Emerging Market Tech Stocks Positioned for AI Growth

AI related stocks have driven much of the performance of the US and global stock markets year to date, with many of the key beneficiaries now trading at premium valuations, leaving investors questioning whether they’ve missed the boat. However, we still see plenty of opportunity in emerging markets to get exposure to this theme at a more reasonable price. In this article we look at three companies that should benefit from the AI revolution and where valuation is still compelling.

Alibaba is well known as a leading ecommerce player in China but is quickly becoming a global leader in cloud and AI with revenue growth for Alibaba Cloud accelerating to 26% YoY in Q2 2025 and the company’s Qwen AI model consistently ranked amongst the top large language models internationally. What is more remarkable is that the company has achieved this success with much lower capital expenditures than its US peers and, whilst the US hyperscalers struggle to access the power required for their growing datacentre pipeline, China has no such issues, leaving a clearer runway for growth. All of this comes at a much lower valuation than US peers, relative to growth, making this a good investment in our view.

SK Hynix has built a market leading position in high bandwidth memory (“HBM”) – a form of dynamic random-access memory (“DRAM”) that is essential in AI applications as it eliminates the memory bottlenecks that enable faster data access and processing for complex models. Its lead in this area was so significant that it was the only company qualified to be used with Nvidia GPUs until recently. Increasing demand for HBM, which uses the same production facilities as traditional DRAM, has also lifted DRAM prices, providing an additional tailwind. We expect SK Hynix to remain the main supplier for leading edge HBM for the foreseeable future with demand accelerating in line with AI investments and newer generations of the technology attracting higher prices.
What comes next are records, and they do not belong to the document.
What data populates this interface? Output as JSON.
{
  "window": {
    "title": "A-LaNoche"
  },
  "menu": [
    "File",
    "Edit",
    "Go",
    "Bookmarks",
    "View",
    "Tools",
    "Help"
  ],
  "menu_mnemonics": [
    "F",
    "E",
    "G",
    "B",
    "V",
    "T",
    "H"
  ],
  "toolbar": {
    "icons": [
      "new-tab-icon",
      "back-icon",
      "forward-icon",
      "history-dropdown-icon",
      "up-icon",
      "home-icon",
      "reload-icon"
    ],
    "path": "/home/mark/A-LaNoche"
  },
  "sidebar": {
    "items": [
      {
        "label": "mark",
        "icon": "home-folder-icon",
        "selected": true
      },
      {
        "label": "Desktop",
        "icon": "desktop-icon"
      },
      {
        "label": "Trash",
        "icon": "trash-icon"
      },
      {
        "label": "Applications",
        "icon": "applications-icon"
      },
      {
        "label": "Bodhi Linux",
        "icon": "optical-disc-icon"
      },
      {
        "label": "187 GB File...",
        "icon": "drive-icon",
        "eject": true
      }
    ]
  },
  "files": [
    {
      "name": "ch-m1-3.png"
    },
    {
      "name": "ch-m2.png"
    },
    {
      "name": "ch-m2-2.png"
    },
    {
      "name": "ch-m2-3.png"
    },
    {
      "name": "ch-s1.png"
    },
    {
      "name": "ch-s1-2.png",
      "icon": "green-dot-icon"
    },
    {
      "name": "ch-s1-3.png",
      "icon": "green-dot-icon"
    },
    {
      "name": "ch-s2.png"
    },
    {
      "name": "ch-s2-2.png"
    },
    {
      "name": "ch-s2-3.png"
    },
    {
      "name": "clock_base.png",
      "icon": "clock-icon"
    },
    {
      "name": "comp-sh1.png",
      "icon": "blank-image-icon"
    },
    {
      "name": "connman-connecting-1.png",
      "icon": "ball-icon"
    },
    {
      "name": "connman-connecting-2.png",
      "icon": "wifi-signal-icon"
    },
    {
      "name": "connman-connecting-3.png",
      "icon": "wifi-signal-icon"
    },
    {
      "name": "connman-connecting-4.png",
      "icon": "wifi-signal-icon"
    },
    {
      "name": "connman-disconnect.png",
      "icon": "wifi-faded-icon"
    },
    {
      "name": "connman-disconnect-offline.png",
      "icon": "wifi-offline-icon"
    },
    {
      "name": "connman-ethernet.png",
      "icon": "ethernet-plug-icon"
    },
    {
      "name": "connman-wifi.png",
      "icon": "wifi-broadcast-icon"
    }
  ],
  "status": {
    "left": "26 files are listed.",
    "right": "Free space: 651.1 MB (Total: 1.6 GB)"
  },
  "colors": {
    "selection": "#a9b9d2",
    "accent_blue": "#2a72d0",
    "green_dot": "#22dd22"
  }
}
Trading at just 7.7x next year’s earnings and 2.2x price to book, this remains attractively valued for the growth on offer, in our view.

Another area being impacted by AI is power, which is significantly benefitting companies like Delta Electronics. The overall power consumption of proposed AI datacentre projects is immense, with, for example, projects announced so far under OpenAI’s Stargate Project requiring the equivalent annual power consumed by the whole of New Zealand1. This is partly due to the number of servers needed for AI development but, more importantly for Delta, is also driven by higher energy consumption per GPU as we move to new generations of Nvidia chips. This will require higher power connections within the datacentre, upgrades in terms of power architecture – including moving from in-rack power to separate power racks – and more efficient cooling to protect datacentres from overheating. Delta is a leading provider of technology in all these areas, which should allow the company to sustain high double-digit earnings growth for many years. Whilst the stock has rerated significantly YTD, it still trades at a PEG of less than one, which remains compelling in our view.

1 OpenAI’s Stargate Project has so far announced datacentres with power requirements of 15GW, which is equivalent to 131.4 TWh if used continuously over a year. New Zealand’s annual electricity consumption was c. 130 TWh in 2023.